How Do You Get To The Job Interview On Time?

It's always a good idea to drive to the location of the interview prior to the day of, especially if you aren't familiar with the area. Try to drive to the interview location during the same time of day you would be driving the day of your interview. This will help you determine if there is any heavy traffic that you need to consider leaving earlier for or if there is any construction that you need to be aware of. It is always better to be early than to be late. If you arrive late to an interview, the employer may not even interview you. Being late to the interview gives the impression that you will also be late for your shifts and are unreliable.

How Do You Prepare For Questions to Ask?

After they've asked you all of their questions, they will likely give you an opportunity to ask them questions. Make sure you prepare questions to ask them ahead of time instead of not asking them anything at all. This shows you are really interested in the position.

Some questions that you may consider asking:

  • What are some quality improvement initiatives that your team has been working on?

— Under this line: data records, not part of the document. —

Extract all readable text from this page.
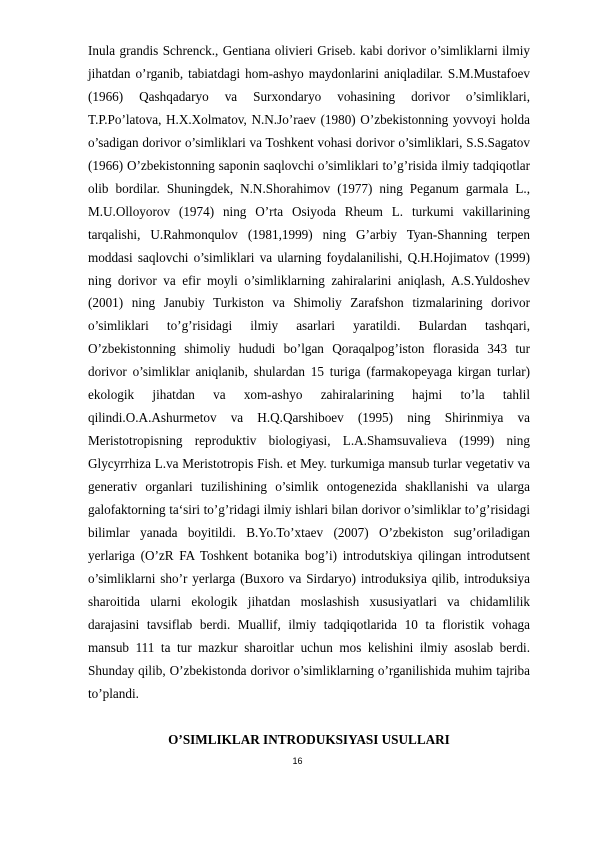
Inula grandis Schrenck., Gentiana olivieri Griseb. kabi dorivor o’simliklarni ilmiy jihatdan o’rganib, tabiatdagi hom-ashyo maydonlarini aniqladilar. S.M.Mustafoev (1966) Qashqadaryo va Surxondaryo vohasining dorivor o’simliklari, T.P.Po’latova, H.X.Xolmatov, N.N.Jo’raev (1980) O’zbekistonning yovvoyi holda o’sadigan dorivor o’simliklari va Toshkent vohasi dorivor o’simliklari, S.S.Sagatov (1966) O’zbekistonning saponin saqlovchi o’simliklari to’g’risida ilmiy tadqiqotlar olib bordilar. Shuningdek, N.N.Shorahimov (1977) ning Peganum garmala L., M.U.Olloyorov (1974) ning O’rta Osiyoda Rheum L. turkumi vakillarining tarqalishi, U.Rahmonqulov (1981,1999) ning G’arbiy Tyan-Shanning terpen moddasi saqlovchi o’simliklari va ularning foydalanilishi, Q.H.Hojimatov (1999) ning dorivor va efir moyli o’simliklarning zahiralarini aniqlash, A.S.Yuldoshev (2001) ning Janubiy Turkiston va Shimoliy Zarafshon tizmalarining dorivor o’simliklari to’g’risidagi ilmiy asarlari yaratildi. Bulardan tashqari, O’zbekistonning shimoliy hududi bo’lgan Qoraqalpog’iston florasida 343 tur dorivor o’simliklar aniqlanib, shulardan 15 turiga (farmakopeyaga kirgan turlar) ekologik jihatdan va xom-ashyo zahiralarining hajmi to’la tahlil qilindi.O.A.Ashurmetov va H.Q.Qarshiboev (1995) ning Shirinmiya va Meristotropisning reproduktiv biologiyasi, L.A.Shamsuvalieva (1999) ning Glycyrrhiza L.va Meristotropis Fish. et Mey. turkumiga mansub turlar vegetativ va generativ organlari tuzilishining o’simlik ontogenezida shakllanishi va ularga galofaktorning ta‘siri to’g’ridagi ilmiy ishlari bilan dorivor o’simliklar to’g’risidagi bilimlar yanada boyitildi. B.Yo.To’xtaev (2007) O’zbekiston sug’oriladigan yerlariga (O’zR FA Toshkent botanika bog’i) introdutskiya qilingan introdutsent o’simliklarni sho’r yerlarga (Buxoro va Sirdaryo) introduksiya qilib, introduksiya sharoitida ularni ekologik jihatdan moslashish xususiyatlari va chidamlilik darajasini tavsiflab berdi. Muallif, ilmiy tadqiqotlarida 10 ta floristik vohaga mansub 111 ta tur mazkur sharoitlar uchun mos kelishini ilmiy asoslab berdi. Shunday qilib, O’zbekistonda dorivor o’simliklarning o’rganilishida muhim tajriba to’plandi.

O’SIMLIKLAR INTRODUKSIYASI USULLARI

16
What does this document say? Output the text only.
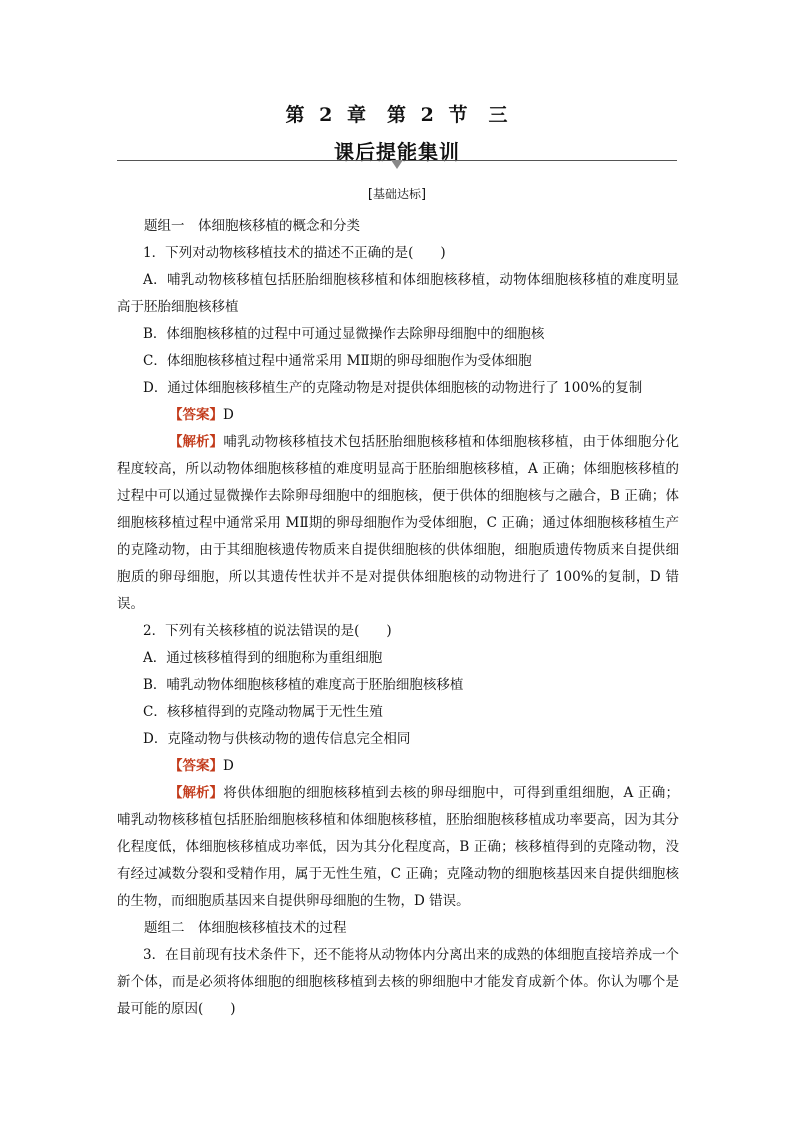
第 2 章　第 2 节　三
课后提能集训
[基础达标]

题组一　体细胞核移植的概念和分类

1．下列对动物核移植技术的描述不正确的是(　　)

A．哺乳动物核移植包括胚胎细胞核移植和体细胞核移植，动物体细胞核移植的难度明显高于胚胎细胞核移植

B．体细胞核移植的过程中可通过显微操作去除卵母细胞中的细胞核

C．体细胞核移植过程中通常采用 MⅡ期的卵母细胞作为受体细胞

D．通过体细胞核移植生产的克隆动物是对提供体细胞核的动物进行了 100%的复制

【答案】D

【解析】哺乳动物核移植技术包括胚胎细胞核移植和体细胞核移植，由于体细胞分化程度较高，所以动物体细胞核移植的难度明显高于胚胎细胞核移植，A 正确；体细胞核移植的过程中可以通过显微操作去除卵母细胞中的细胞核，便于供体的细胞核与之融合，B 正确；体细胞核移植过程中通常采用 MⅡ期的卵母细胞作为受体细胞，C 正确；通过体细胞核移植生产的克隆动物，由于其细胞核遗传物质来自提供细胞核的供体细胞，细胞质遗传物质来自提供细胞质的卵母细胞，所以其遗传性状并不是对提供体细胞核的动物进行了 100%的复制，D 错误。

2．下列有关核移植的说法错误的是(　　)

A．通过核移植得到的细胞称为重组细胞

B．哺乳动物体细胞核移植的难度高于胚胎细胞核移植

C．核移植得到的克隆动物属于无性生殖

D．克隆动物与供核动物的遗传信息完全相同

【答案】D

【解析】将供体细胞的细胞核移植到去核的卵母细胞中，可得到重组细胞，A 正确；哺乳动物核移植包括胚胎细胞核移植和体细胞核移植，胚胎细胞核移植成功率要高，因为其分化程度低，体细胞核移植成功率低，因为其分化程度高，B 正确；核移植得到的克隆动物，没有经过减数分裂和受精作用，属于无性生殖，C 正确；克隆动物的细胞核基因来自提供细胞核的生物，而细胞质基因来自提供卵母细胞的生物，D 错误。

题组二　体细胞核移植技术的过程

3．在目前现有技术条件下，还不能将从动物体内分离出来的成熟的体细胞直接培养成一个新个体，而是必须将体细胞的细胞核移植到去核的卵细胞中才能发育成新个体。你认为哪个是最可能的原因(　　)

OR What are the current goals of the unit/department?
  • What has the turnover been on this unit/department? (High turnover is a red flag, and if it is high, ask why people are leaving)
  • How do you onboard new employees?
  • What challenges has your unit/department been facing recently?
  • What's different from working here than anywhere else you've worked?
  •  What do you enjoy most about working here? (Ask each person to go around the room to answer this question)
  • What learning and development opportunities will I have in this role?
  • What have successful employees moved onto?
  • What are the next steps in the hiring process?

There are also questions that you should avoid asking in an interview. While it may be important for you to know what the starting salary is or how much vacation time you have, especially if you already have a trip planned, these are questions that you should wait to ask HR after you've received an offer. If you do have a trip or medical leave already planned, you can let your employer know after you've accepted the position so they can work out the logistics of that with you.

Here are some questions to avoid asking during the interview:

  • What is the starting salary?
  • How much vacation and sick time do I get and how soon can I use it?
  • What are your paid leave policies?
  • What is your late policy?

How Do You Follow Up with a Thank You?

After the interview, send a follow-up thank you email to the interview committee. In this thank you, thank them for the time they spent with you, reiterate why you are excited about this position and why you think you would be a great fit, and let them know you are looking forward to hearing back from them. If you don't have the contact information for everyone on the interview committee, you can email your HR contact and ask them to please forward it to the interview committee.

Reference(s)

38 Smart Questions to Ask in a Job Interview

I've been a nurse since 2008 and have a variety of experiences in my nursing career. Currently, I've been a nurse educator at a technical college where I teach. One of the courses I teach is Management and Professional Concepts. In this course, the students learn about how to prepare for their first interviews and create a cover letter and portfolio. Much of what I wrote in this article comes directly from my personal experiences in conducting interviews and teaching students.